Мастер долго курил, молча рассматривая своих картонных гостей. Потом он с довольным видом проворчал что-то вроде "набор роскошный и бессмысленный" и ушёл, оставив зажжённой лампу на столе. А над толпой фигур – облако дыма.
Куклы в шкафу сразу же приступили к действиям.
– Это же старинный картонный театр!
– А что за репертуар? Показ мод? Бесконечный бал?
– Раскройте-ка двери пошире – ничего не видно!
– А вон та барышня с зонтиком ничего…
– Но она плоская…
– И правда, ребята, они, кажется, артисты без поворотов…
– А как же они ходят? Только мимо друг друга?
– Это ново!
– Старо, как мир! С запада на восток и обратно.
Но куклам пришлось замереть, потому что Мастер внёс в комнату ещё нечто. Мастер стал крутить ручку: комната наполнилась пением сотни колокольчиков. Это был деревянный ящик странного вида. Нежные звуки напоминали вспыхивающие огоньки новогодней гирлянды. Кукольник улыбался, что-то бормотал, складывал фигуры обратно в чемодан, некоторые снова ставил на стол. Наконец он ушёл, забрав чемодан. На столе осталось насколько персонажей, а музыкальный ящик, немного путаясь, довязывал свои волшебные кружева.
Сотни глаз всех мастей разглядывали из шкафа воздушную стайку картонных фигур на столе. В эту ночь куклы узнали историю, подобную которой ещё не слышало их маленькое общество. Рассказ повела стройная Дама с высокой тёмной причёской, нарисованной акварелью, и в платье нежного сливочного цвета.
– Что ж, раз это принято у вас, господа, я расскажу вам… продолжение одной известной истории.
– А что за история? – спросил, зевая, только что проснувшийся деревянный Ваня, хозяин Конька-горбунка. Горбунок, однако, давно уже держал ушки востро, лёжа рядом со своим простоватым товарищем.

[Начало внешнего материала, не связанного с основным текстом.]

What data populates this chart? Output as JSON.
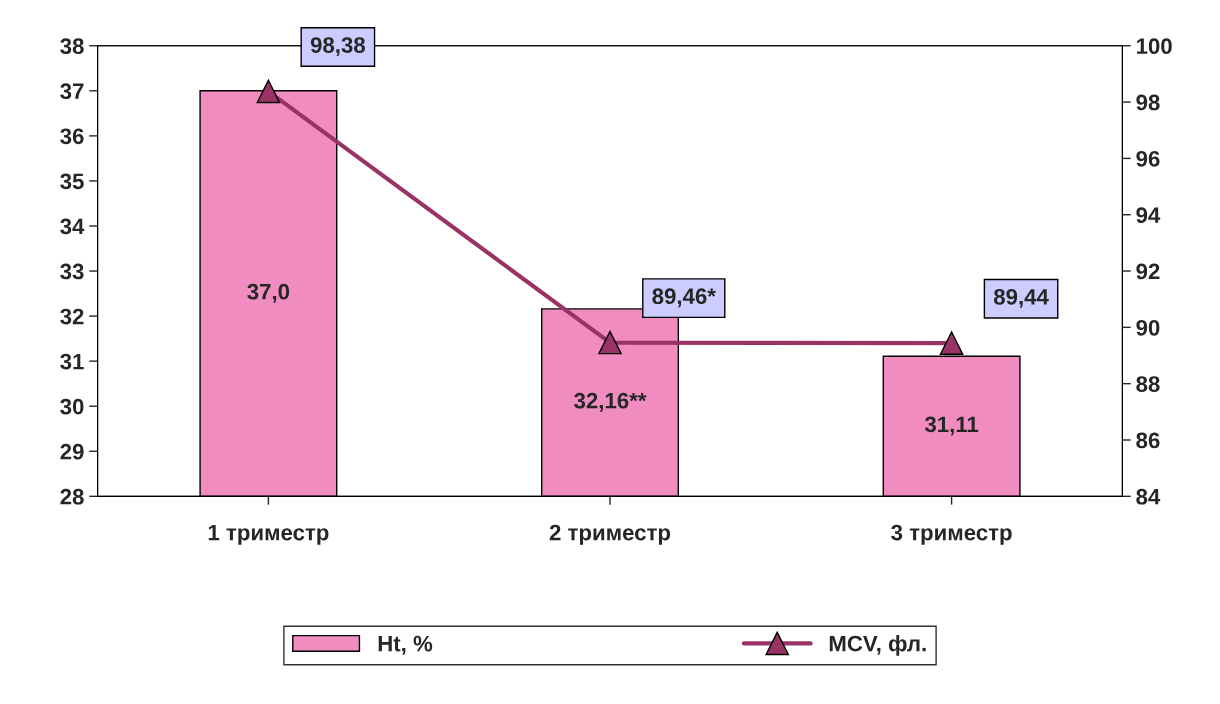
{
  "chart_data": {
    "type": "bar",
    "categories": [
      "1 триместр",
      "2 триместр",
      "3 триместр"
    ],
    "series": [
      {
        "name": "Ht, %",
        "color": "#f08cc0",
        "values": [
          37.0,
          32.16,
          31.11
        ],
        "value_labels": [
          "37,0",
          "32,16**",
          "31,11"
        ]
      },
      {
        "name": "MCV, фл.",
        "type": "line",
        "axis": "y2",
        "color": "#993366",
        "marker": "triangle",
        "values": [
          98.38,
          89.46,
          89.44
        ],
        "value_labels": [
          "98,38",
          "89,46*",
          "89,44"
        ]
      }
    ],
    "ylim": [
      28,
      38
    ],
    "yticks": [
      28,
      29,
      30,
      31,
      32,
      33,
      34,
      35,
      36,
      37,
      38
    ],
    "y2lim": [
      84,
      100
    ],
    "y2ticks": [
      84,
      86,
      88,
      90,
      92,
      94,
      96,
      98,
      100
    ],
    "grid": false,
    "legend": "bottom"
  }
}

– Извините, – картонная Дама улыбнулась, оглядев с робкой надеждой весь партер, – возможно, вы не слышали о господине Чехове…
Куклы одновременно заговорили, так что слов было не разобрать, но, в общем, было понятно, что про Чехова слыхали практически все.
– Помните, один из его сюжетов о саде, – продолжала Дама, – о том, как за долги был продан чудесный вишнёвый сад…
Её прервали. Так уж здесь повелось.
– Это про сельское хозяйство?
– Болванище, это про сельское хозяйство буржуев!
– Заткнитесь, это про тонкие чувства. Одна дамочка, настрадавшись в Париже почти до смерти, вернулась в своё имение, а там долги…
– Умудрилась же в Париже страдать. От чего?
– В Парижах страдают только от любви.
– Там среди кавалеров тоже пьяницы попадаются, ей такой и попался. Все её деньги пропил. У неё дочка Анечка – чем ребёнка кормить?
– Анечке было уже семнадцать, коллега. А в родном имении помещицу ждала приёмная дочка Варя. Та постарше, деловая, все ключи от хозяйства у неё.
Дама из картона только хлопала ресницами из китайского шёлка и поражалась осведомлённости местного народца.
– Да, – продолжала она, – вы наверняка знаете, чем заканчивается эта пьеса?
– Продали сад её, чтобы на участки разделить для дачников, – помогал Даме кто-то из шкафа, – и уехала она назад в Париж.
Один из картонных спутников Дамы, господин с усами и во фраке, негромко спросил свою подругу о чём-то по-французски. Картонную даму как бы пробрал румянец.
– Мерси, Серж… Но я все-таки расскажу.
Весной 1904 года Любовь Андреевна Раневская продала своё имение под Ярославлем и с тяжелым сердцем, в слезах и глубокой печали вернулась в Париж. Она не питала надежды на то, что былая любовь к Жоржу возродится в её сердце, и жизнь подыграла ей: Жорж сначала встретил её, как и полагается любовнику, а затем, день ото дня стал терять свой пыл, а потом постепенно – и очертания человеческого существа.
К очередной весне (которая в Париже несомненно и вечно прекрасна, окутана ароматами цветущих деревьев, роз, фиалок и гиацинтов) все деньги, полученные Раневской за её поруганные сады, благодаря Жоржу, благополучно растаяли.